Just three days after Alan Crotzer's release from a Florida prison in January 2006, he walked into the St. Petersburg office of retired judge John Blue, of counsel at Florida's Carlton Fields. Blue was chief judge of Florida's 2nd District Court of Appeals when the court denied one of Crotzer's handwritten motions from prison. The Am Law Pro Bono 100Crotzer was understandably wary about meeting with Blue after his release.

But Blue had volunteered to help Crotzer obtain compensation for the nearly 25 years he spent locked up for a 1981 kidnapping and rape he did not commit. In 2008 Blue convinced Florida legislators to approve a special claims bill awarding Crotzer $1.25 million and access to free education.

Crotzer had finally cleared his name in 2006 after DNA evidence showed that he could not have committed the kidnapping and rape for which he was convicted in 1981. But winning his post-release compensation required political muscle that his lawyers at the Florida Innocence Initiative couldn't muster, so they approached Blue.

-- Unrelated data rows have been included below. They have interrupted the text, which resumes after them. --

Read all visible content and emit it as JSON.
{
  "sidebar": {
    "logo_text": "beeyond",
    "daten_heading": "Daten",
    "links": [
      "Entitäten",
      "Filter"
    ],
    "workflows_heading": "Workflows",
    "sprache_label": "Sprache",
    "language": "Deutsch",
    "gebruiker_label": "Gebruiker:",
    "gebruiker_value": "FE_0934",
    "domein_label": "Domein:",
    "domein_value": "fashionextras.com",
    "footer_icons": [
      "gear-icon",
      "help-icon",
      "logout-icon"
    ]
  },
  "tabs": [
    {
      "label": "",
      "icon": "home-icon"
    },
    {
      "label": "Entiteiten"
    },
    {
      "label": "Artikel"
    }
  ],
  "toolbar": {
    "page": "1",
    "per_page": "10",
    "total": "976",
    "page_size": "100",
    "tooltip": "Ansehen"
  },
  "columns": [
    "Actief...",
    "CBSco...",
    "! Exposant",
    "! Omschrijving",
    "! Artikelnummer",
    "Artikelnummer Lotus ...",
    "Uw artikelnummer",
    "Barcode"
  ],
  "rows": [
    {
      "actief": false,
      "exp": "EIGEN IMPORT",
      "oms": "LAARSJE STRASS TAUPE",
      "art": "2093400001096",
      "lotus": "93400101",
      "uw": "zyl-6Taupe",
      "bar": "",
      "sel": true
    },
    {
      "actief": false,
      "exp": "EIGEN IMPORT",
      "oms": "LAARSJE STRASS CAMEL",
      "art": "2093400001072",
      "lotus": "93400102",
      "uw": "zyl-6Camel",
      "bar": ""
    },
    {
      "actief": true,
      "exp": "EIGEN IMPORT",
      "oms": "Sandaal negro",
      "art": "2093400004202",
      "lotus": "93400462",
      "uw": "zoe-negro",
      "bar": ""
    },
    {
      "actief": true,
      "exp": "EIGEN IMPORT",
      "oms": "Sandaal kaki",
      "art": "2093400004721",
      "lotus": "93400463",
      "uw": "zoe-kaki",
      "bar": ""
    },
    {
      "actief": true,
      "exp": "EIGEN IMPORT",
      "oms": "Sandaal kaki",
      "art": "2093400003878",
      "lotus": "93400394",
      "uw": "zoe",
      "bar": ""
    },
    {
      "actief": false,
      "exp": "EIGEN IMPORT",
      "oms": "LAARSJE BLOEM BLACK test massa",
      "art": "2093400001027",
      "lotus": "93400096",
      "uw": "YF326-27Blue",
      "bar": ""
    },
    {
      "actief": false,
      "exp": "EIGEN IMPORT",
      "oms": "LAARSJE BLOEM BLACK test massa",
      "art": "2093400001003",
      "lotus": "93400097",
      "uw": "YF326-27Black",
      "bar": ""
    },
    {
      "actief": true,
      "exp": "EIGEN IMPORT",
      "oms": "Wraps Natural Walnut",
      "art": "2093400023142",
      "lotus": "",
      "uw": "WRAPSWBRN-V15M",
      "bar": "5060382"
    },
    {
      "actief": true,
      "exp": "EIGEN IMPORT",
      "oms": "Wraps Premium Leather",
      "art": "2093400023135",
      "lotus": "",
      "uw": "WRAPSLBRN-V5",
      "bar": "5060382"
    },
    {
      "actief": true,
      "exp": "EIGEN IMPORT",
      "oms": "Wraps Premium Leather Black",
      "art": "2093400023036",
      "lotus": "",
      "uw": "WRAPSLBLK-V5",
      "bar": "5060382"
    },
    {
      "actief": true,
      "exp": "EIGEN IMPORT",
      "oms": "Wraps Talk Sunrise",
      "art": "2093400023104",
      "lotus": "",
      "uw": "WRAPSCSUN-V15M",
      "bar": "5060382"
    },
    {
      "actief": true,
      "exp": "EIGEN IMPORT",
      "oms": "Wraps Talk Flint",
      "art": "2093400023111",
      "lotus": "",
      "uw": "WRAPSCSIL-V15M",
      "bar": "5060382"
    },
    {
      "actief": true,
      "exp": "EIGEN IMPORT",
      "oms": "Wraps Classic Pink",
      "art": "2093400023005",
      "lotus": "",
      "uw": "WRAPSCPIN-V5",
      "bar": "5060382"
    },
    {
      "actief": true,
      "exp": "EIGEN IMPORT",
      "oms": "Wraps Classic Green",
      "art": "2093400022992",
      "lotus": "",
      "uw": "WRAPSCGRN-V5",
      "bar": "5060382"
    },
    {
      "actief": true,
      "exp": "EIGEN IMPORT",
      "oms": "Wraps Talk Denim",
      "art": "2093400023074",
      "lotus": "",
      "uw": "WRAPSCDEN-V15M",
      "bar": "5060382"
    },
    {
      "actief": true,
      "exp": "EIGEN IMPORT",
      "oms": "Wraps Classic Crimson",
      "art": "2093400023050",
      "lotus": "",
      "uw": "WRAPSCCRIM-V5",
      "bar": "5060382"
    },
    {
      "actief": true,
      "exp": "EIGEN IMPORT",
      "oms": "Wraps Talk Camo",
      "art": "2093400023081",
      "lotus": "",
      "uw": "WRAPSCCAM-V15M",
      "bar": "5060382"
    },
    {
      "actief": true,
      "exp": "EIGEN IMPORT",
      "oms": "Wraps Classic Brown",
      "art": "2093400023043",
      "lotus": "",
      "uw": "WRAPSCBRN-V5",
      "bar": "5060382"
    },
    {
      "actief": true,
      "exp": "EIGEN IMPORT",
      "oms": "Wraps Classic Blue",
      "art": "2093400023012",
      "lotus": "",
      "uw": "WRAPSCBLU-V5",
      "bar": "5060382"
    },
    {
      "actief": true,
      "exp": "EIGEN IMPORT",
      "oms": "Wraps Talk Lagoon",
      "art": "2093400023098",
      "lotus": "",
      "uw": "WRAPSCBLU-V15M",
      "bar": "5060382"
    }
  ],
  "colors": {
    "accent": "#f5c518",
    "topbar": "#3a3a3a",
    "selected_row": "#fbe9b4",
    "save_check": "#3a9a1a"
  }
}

It took three legislative sessions before Blue was able to persuade state lawmakers to sign off on the bill to compensate Crotzer, which was signed by Governor Charlie Crist in April 2008. (Legislators later approved a bill to automatically pay exonerees $50,000 for each year spent in prison.) The legislature was initially reluctant—Crotzer had a prior conviction for a liquor store robbery, and there were concerns about state sovereignty.

Blue says he was able to get the media on his side with help from a former aide to ex-Florida governor Jeb Bush, but he thinks the biggest break in his lobbying efforts was Crotzer himself. "He's a very charming guy," says Blue.

Crotzer, now 48, frequently speaks with youth groups about the risks of becoming ensnared in the criminal justice system. His part-time job with the juvenile justice system covers his health insurance, but, as Blue notes with satisfaction, his client doesn't have to work. "He's got all the money in the world."